Mammoth’s Police Chief is an at-will position, meaning one can be removed at any time, with or without cause.
As the Chief’s contract states, “Employee shall serve at the will and pleasure of the Town Manager.”
In a without cause scenario, the Chief would be due ten weeks severance pay.
As the Town’s too chickens*it to hold anyone accountable – after all, public employees holding one of their own accountable would set horrible precedent – I wouldn’t count on the Town firing Davis with cause.
The job pays approximately $190,000/year with benefits.
One of those benefits includes use of a Town vehicle.
As the contract states, “Town shall provide employee with a vehicle for employee’s use on Town business and for occasional de minimis personal purposes, in lieu of providing any vehicle allowance. Town shall be responsible for the costs of operation, repair, maintenance, fuel, liability, property damage and comprehensive insurance.”
De minimis apparently includes early morning booze runs.
The Sheet asked Town Attorney Andrew Morris if Davis gets to keep his company car while he’s on leave.
Morris’s reply: I don’t believe so.
The Chief’s employment contract expires on June 30, 2023. He has stated in the recent past (within the past few months) that he has purchased a retirement home in Florida.
The Sheet spoke with Watson this week and asked if he would consider returning for a short period until Mammoth settled on a replacement.
Watson said “I would probably not consider it … I live in southern Arizona and am no longer certified in California.”
Acting Police Chief Casabian started in law enforcement in Riverside back in 2001, and then transferred to Mammoth P.D. in 2002. He was with MLPD from 2002-2013, then spent five years with the Mono County Sheriff’s Dept. before returning to MLPD to become a Sergeant in 2018.
Casabian said MLPD retains a strong management team and that his job right now is to “eliminate negative impacts” with the leadership transition.
“We’ll continue to offer our same professional service and [adhere to] our community policing philosophy,” which he described as involved, pro-active, and building personal relationships within the community.
One thing that came up in my conversation with Watson was an anecdote he told about taking a recent trip to Tennessee.

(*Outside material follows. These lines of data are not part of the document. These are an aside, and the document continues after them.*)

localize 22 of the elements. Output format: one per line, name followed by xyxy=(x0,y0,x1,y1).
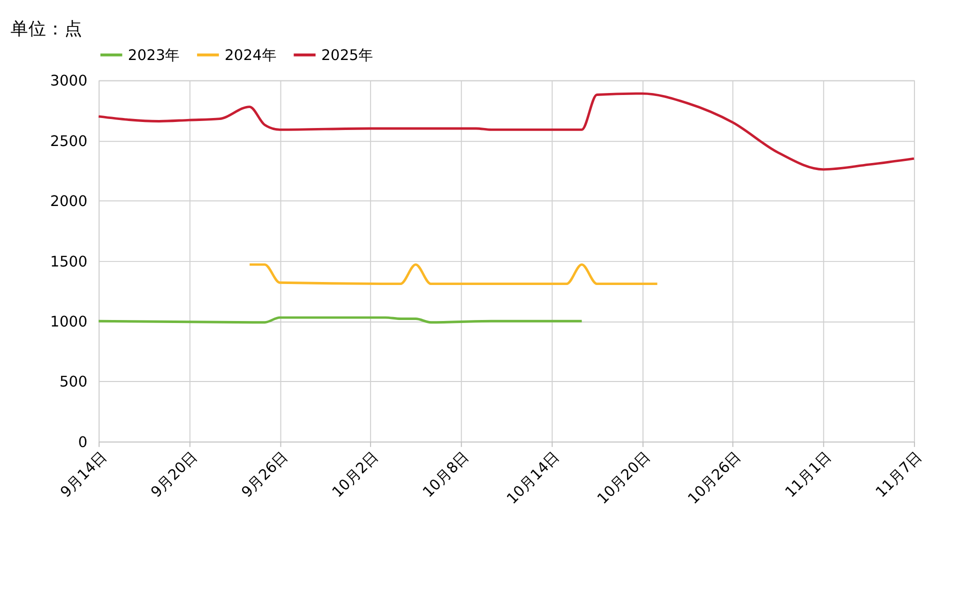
x-tick-label: 11月1日 xyxy=(782,448,835,501)
legend-label: 2025年 xyxy=(321,46,374,64)
y-tick-label: 2000 xyxy=(50,193,88,210)
y-tick-label: 0 xyxy=(78,434,88,451)
x-tick-label: 9月20日 xyxy=(148,448,201,501)
y-tick-label: 2500 xyxy=(50,132,88,150)
y-tick-label: 1000 xyxy=(50,314,88,331)
x-tick-label: 9月26日 xyxy=(238,448,292,501)
y-tick-label: 1500 xyxy=(50,253,88,270)
x-tick-label: 10月26日 xyxy=(684,448,744,508)
legend-label: 2024年 xyxy=(224,46,277,64)
x-tick-label: 10月20日 xyxy=(594,448,654,508)
legend-label: 2023年 xyxy=(128,46,180,64)
line-series xyxy=(97,92,916,171)
x-tick-label: 10月2日 xyxy=(329,448,382,501)
x-tick-label: 10月8日 xyxy=(420,448,473,501)
x-tick-label: 11月7日 xyxy=(872,448,926,501)
x-tick-label: 10月14日 xyxy=(504,448,564,508)
y-tick-label: 3000 xyxy=(50,72,88,90)
x-tick-label: 9月14日 xyxy=(57,448,110,501)
chart-title: 单位：点 xyxy=(10,19,83,40)
y-tick-label: 500 xyxy=(59,374,88,391)
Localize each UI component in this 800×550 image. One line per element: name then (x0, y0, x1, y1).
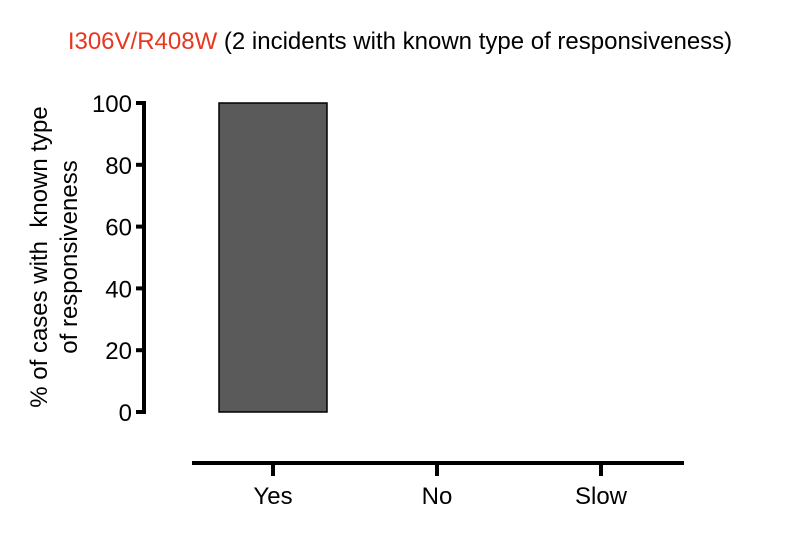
chart-title-highlight: I306V/R408W (67, 28, 218, 55)
bar-yes (218, 102, 328, 413)
chart-title: I306V/R408W (2 incidents with known type… (0, 28, 800, 56)
y-tick-label: 40 (105, 276, 132, 303)
y-tick-label: 20 (105, 338, 132, 365)
y-tick-label: 0 (119, 400, 132, 427)
y-tick-label: 80 (105, 153, 132, 180)
y-tick-label: 100 (92, 91, 132, 118)
x-tick-label: No (422, 483, 453, 510)
x-tick-label: Slow (575, 483, 628, 510)
y-tick-label: 60 (105, 215, 132, 242)
chart-title-text: (2 incidents with known type of responsi… (223, 28, 733, 55)
x-tick-label: Yes (253, 483, 292, 510)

He said MLPD Sgt. Ron Gladding invited him to stop by, as he has a home in Cookeville, Tenn.
Now that’s a long commute.
And obviously, policing is not a job which lends itself to remote work. So I asked Gladding about it this week. He was quite forthcoming, and it did speak to the modern work/life balance.
He said he owns a home in Tennessee and goes back there quite a bit, but says he spends the majority of his time in Mammoth. He’s an MHS graduate, and loves the department and the town. He is committed to the job for at least the next five years (when he would be eligible for retirement) regardless of who serves as Chief.
The Town experienced an outage of diesel fuel this past week – at least for private businesses and individuals, a result of the sustained closure of Highway 395 due to the storms.
Mamnmoth Chevron’s Karl Teller has the largest tank so he held out the longest, but was still dry for approximately thirty hours.
This hindered private snow removal operations.
The Town of Mammoth, per Public Works Director Haislip Hayes at Tuesday’s Planning and Economic Development Commission meeting, sent two plows south in order to lead its diesel supplier up the grade.
The Sheet asked Teller if the Town had reached out to offer to lead a larger convoy which would include rigs serving private suppliers. Answer: No.
To paraphrase Teller: We supply the tax revenue so the public sector can look out for itself.